Deleuze define a Ética de Espinosa como uma
etologia, situando-a, assim, entre os estudos que definem os corpos, os animais
ou os homens, pelos afetos que são capazes. Segundo ele, a etologia é, antes de
tudo, um estudo de velocidades e lentidões, dos poderes de afetar e ser afetado
que caracterizam cada coisa, através de suas relações com outras.
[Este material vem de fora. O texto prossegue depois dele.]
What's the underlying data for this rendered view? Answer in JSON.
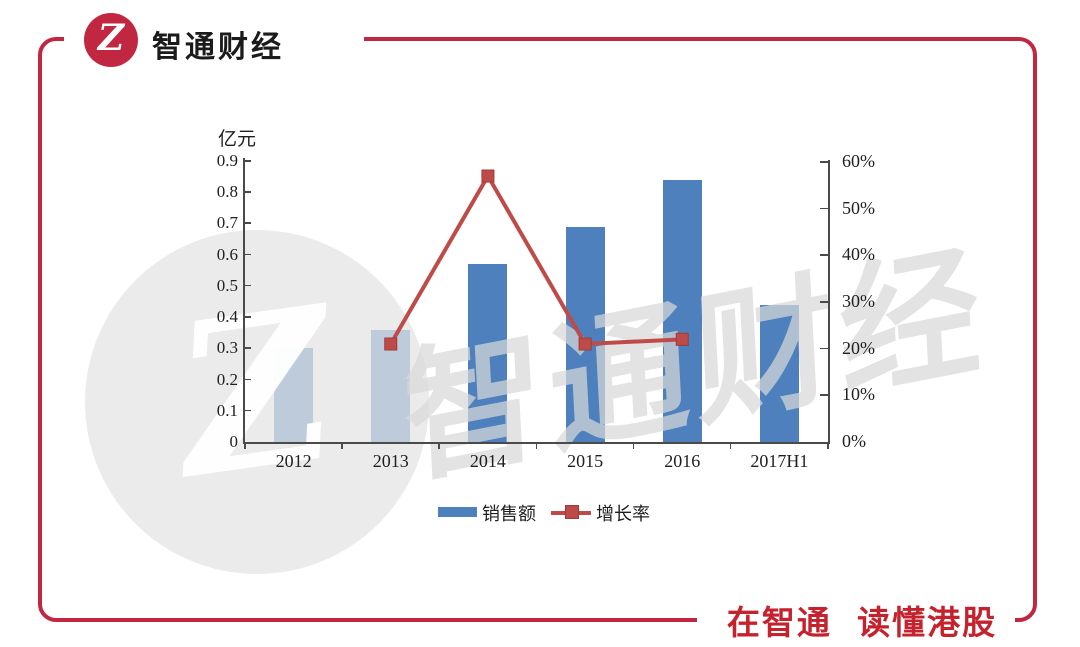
{
  "header": {
    "brand": "智通财经"
  },
  "footer": {
    "slogan": "在智通 读懂港股"
  },
  "watermark": {
    "text": "智通财经",
    "logo_letter": "Z"
  },
  "colors": {
    "brand_red": "#C22742",
    "slogan_red": "#C4232E",
    "bar_blue": "#4D80BC",
    "line_red": "#BE4B48",
    "marker_border": "#9E3B38",
    "axis_gray": "#4A4A4A"
  },
  "chart_data": {
    "type": "bar",
    "subtype": "bar+line combo",
    "categories": [
      "2012",
      "2013",
      "2014",
      "2015",
      "2016",
      "2017H1"
    ],
    "series": [
      {
        "name": "销售额",
        "type": "bar",
        "axis": "left",
        "unit": "亿元",
        "values": [
          0.3,
          0.36,
          0.57,
          0.69,
          0.84,
          0.44
        ]
      },
      {
        "name": "增长率",
        "type": "line",
        "axis": "right",
        "unit": "%",
        "values": [
          null,
          21,
          57,
          21,
          22,
          null
        ]
      }
    ],
    "title": "",
    "xlabel": "",
    "left_axis": {
      "title": "亿元",
      "min": 0,
      "max": 0.9,
      "ticks": [
        "0",
        "0.1",
        "0.2",
        "0.3",
        "0.4",
        "0.5",
        "0.6",
        "0.7",
        "0.8",
        "0.9"
      ]
    },
    "right_axis": {
      "min": 0,
      "max": 60,
      "ticks": [
        "0%",
        "10%",
        "20%",
        "30%",
        "40%",
        "50%",
        "60%"
      ]
    },
    "grid": false,
    "legend_position": "bottom",
    "legend": [
      {
        "label": "销售额"
      },
      {
        "label": "增长率"
      }
    ]
  }
}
Parafraseando Deleuze, uma coisa existe em
sua relação com o mundo: o interior é somente um exterior selecionado, o exterior,
um interior projetado. Cada indivíduo é o resultado do entrelaçamento de ações
e reações ou, simplesmente, afetações. Em outros termos, o plano da natureza é
como o plano de uma composição musical, uma unidade superior imanente que se
amplia em relações de velocidade e lentidão definidas pelo poder de afetar e
ser afetado.
Para Deleuze, ser “espinosista” se define
da seguinte maneira:
“....se somos espinosistas, não
definiremos algo nem por sua forma, nem por seus órgãos e suas funções, nem
como substância ou como sujeito. Tomando emprestados termos da Idade Média, ou
então da geografia, nós o definiremos por longitude e latitude. Um corpo pode
ser qualquer coisa, pode ser um animal, pode ser um corpo sonoro, pode ser uma
alma ou uma ideia, pode ser um corpus linguístico, pode ser um corpo social,
uma coletividade. Entendemos por longitude de um corpo qualquer conjunto das
relações de velocidade e de lentidão, de repouso e de movimento, entre partículas
que o compõem desse ponto de vista, isto é, entre elementos não formados. Entendemos
por latitude o conjunto dos afetos que preenchem um corpo a cada momento, isto é,
os estados intensivos de uma força anônima ( força de existir, poder de ser afetado). Estabelecemos assim a
cartografia de um corpo. O conjunto das longitudes e das latitudes constitui a
Natureza, o plano de imanência ou de consistência, sempre variável, e que não
cessa de ser remanejado, composto, recomposto, pelos indivíduos e pelas
coletividades.” ( Gilles Deleuze. Espinosa: Filosofia prática. SP: Escuta,
2002, p. 132)
A vida é a coincidência do corpo e do mundo
a partir de coordenadas que estabelecem sua segmentação em um plano de afetações
e multiplicidades. É assim que se define sua cartografia. Estamos aqui lidando
com uma filosofia da não filosofia, com
um pensamento que explora a inconsciência do próprio ato de pensar através do
encontro entre o conceito e o afeto. O resultado deste encontro é movimento
expansivo, é como uma música que se move
através de suas intensidades maiores e menores; é um movimento em latitudes
e longitudes, velocidades e lentidões, num plano de imanência. A música se
confunde aqui, portanto, com uma maneira de viver. Nos conjugamos com as coisas
deslizando por entre, nos introduzindo no meio, na imposição e improvisação de diversos
ritmos. O desconhecido do corpo e o inconsciente do pensamento se conjugam nas
afetações.
Cabe esclarecer que um corpo pode ser
afetado de muitas maneiras, pelas quais a sua potencia diminui ou aumenta. Os
afetos primários são a alegria e a tristeza. Deles derivam todos os outros. Os
afetos são “bio políticos” e o corpo busca sempre aumentar a sua potência de
agir através do desejo. Quando as relações
de movimento e repouso de dois corpos se compõem, os dois corpos formam um
conjunto de potência superior estabelecendo noções
comuns. A ideia de alguma coisa que nos convém, nos conduz a uma ideia mais
adequada de nós mesmos. Noções comuns são essas ideias adequadas que permitem a
composição entre corpos. A existência é, portanto, feita de encontros, é composição e recomposição em uma hierarquia de
encontros entre corpos. Isso é a vida! A potencia de existir é a potencia de
afetar e ser afetado. Resumindo tudo a
uma única frase: Uma ciência dos afetos é uma ciência da vida.